Traffic: why we drive the way we do by Tom Vanderbilt

"the pinkie" is a new finger insult in Australia after a government ad campaign suggesting that aggressive driving compensates for a small penis.

"In a very precise way, you're made dumb. You can shout as much as you want but nobody's going to hear you."

Because people are often unaware of their own driving mistakes (and highly aware of those of others) a former mayor of Bogotá, Columbia, hired mimes to mock drivers and pedestrians who violated traffic laws.

Results from bicycle-car experiments at the U. of Bath by Ian Walker:

-- the farther a bicycle is riding from the curb, the more room cars give you on the other side.
-- cars give less room when you wear a helmet perhaps because they think a helmeted bicyclist is more experienced, or looks more impersonal, or is better protected from injury is the car hits him.

Journalists says that phone interviews done while the subject is driving always come out poorly, suggesting the driving cell-phone talkers are performing poorly at booth tasks.

People traveling at a high speed for a long time tend to underestimate their speed as they slow down, which is why cars hit highway exit ramps at high speeds.

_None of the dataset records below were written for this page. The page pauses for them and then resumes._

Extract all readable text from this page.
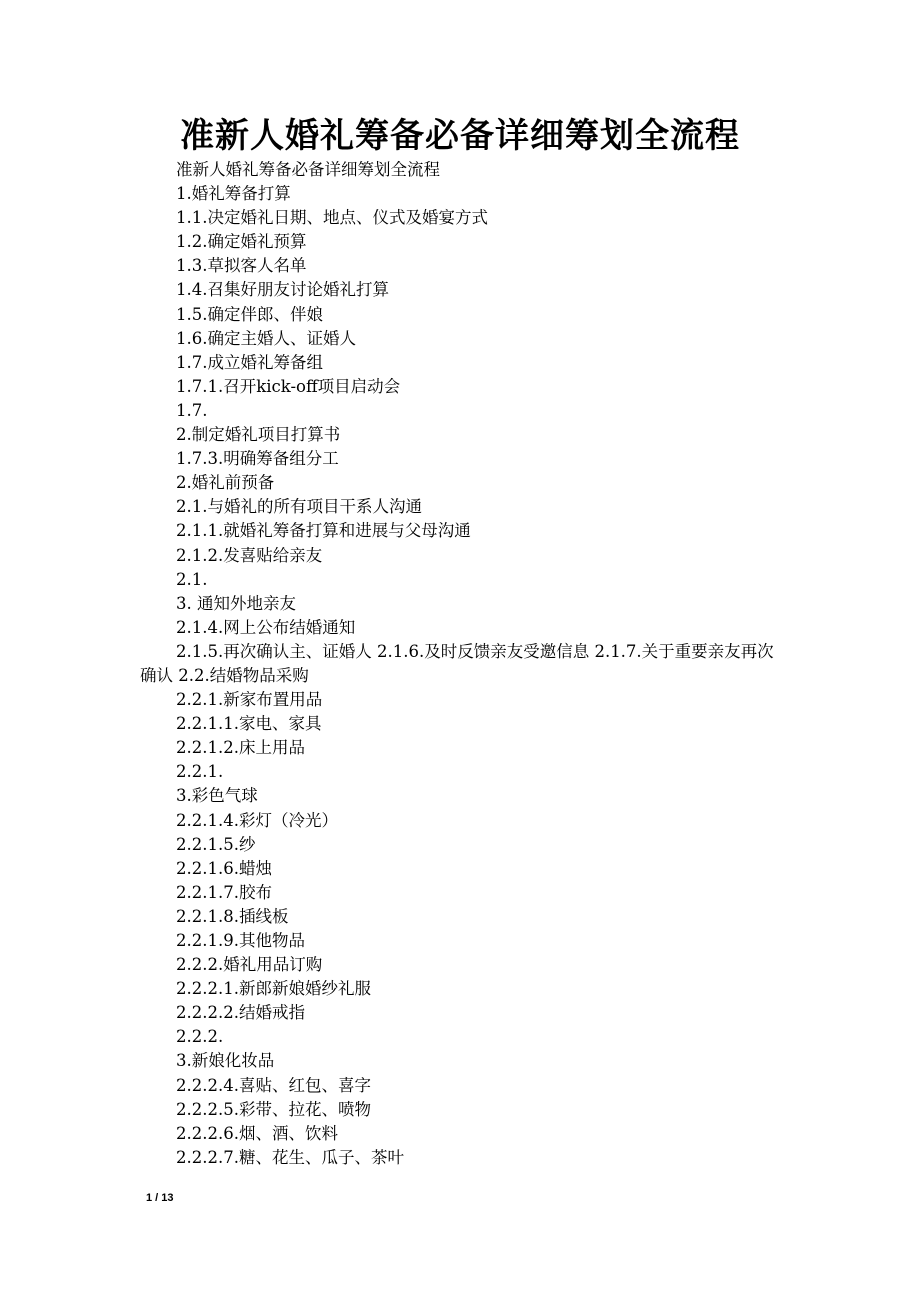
准新人婚礼筹备必备详细筹划全流程
准新人婚礼筹备必备详细筹划全流程
1.婚礼筹备打算
1.1.决定婚礼日期、地点、仪式及婚宴方式
1.2.确定婚礼预算
1.3.草拟客人名单
1.4.召集好朋友讨论婚礼打算
1.5.确定伴郎、伴娘
1.6.确定主婚人、证婚人
1.7.成立婚礼筹备组
1.7.1.召开kick-off项目启动会
1.7.
2.制定婚礼项目打算书
1.7.3.明确筹备组分工
2.婚礼前预备
2.1.与婚礼的所有项目干系人沟通
2.1.1.就婚礼筹备打算和进展与父母沟通
2.1.2.发喜贴给亲友
2.1.
3. 通知外地亲友
2.1.4.网上公布结婚通知
2.1.5.再次确认主、证婚人 2.1.6.及时反馈亲友受邀信息 2.1.7.关于重要亲友再次确认 2.2.结婚物品采购
2.2.1.新家布置用品
2.2.1.1.家电、家具
2.2.1.2.床上用品
2.2.1.
3.彩色气球
2.2.1.4.彩灯（冷光）
2.2.1.5.纱
2.2.1.6.蜡烛
2.2.1.7.胶布
2.2.1.8.插线板
2.2.1.9.其他物品
2.2.2.婚礼用品订购
2.2.2.1.新郎新娘婚纱礼服
2.2.2.2.结婚戒指
2.2.2.
3.新娘化妆品
2.2.2.4.喜贴、红包、喜字
2.2.2.5.彩带、拉花、喷物
2.2.2.6.烟、酒、饮料
2.2.2.7.糖、花生、瓜子、茶叶
1 / 13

In L.A., crosswalks in general never give you a Walk sign unless you push the button. "If you do not push the button, you will stand there until you are eventually ticketed for vagrancy" The one exception are Sabbath crosswalks in places like Century City, where Walk signs switch automatically from Friday sundown through Saturday sundown so that observant Jews aren't required to violate the Sabbath by pushing the crosswalk button (or jaywalk)

An estimated 83% of all car pools are simply "fam pools" (a parent driving around kids), raising questions about the current wisdom of car-pools lanes, which are supposed to reduce the number of cars on the street.

"Where it was once the overwhelming norm for children to walk to school, today only about 15% do. Parents on "school run" are thought to boost traffic on the roads by some 30 percent"

from 1950's to 2008, percentage of car trips for work went down from 40 percent to 16 percent.

During an LA dock strike, xxx numbers of trucks were taken off the highways, but the actual reduction in vehicles was only xx. The fact that the highways were slightly less crowded stimulated driving that otherwise would not have existed.

After the Super Bowl finished, the crash rate increases 41 percent and is even higher in the city that lost.

Driving a motorcycle is 22 times more likely to result in death than driving a car.

"Road deaths deaths in the three months after 9/11, for example, were 9 percent higher than those during similar periods in the two years before."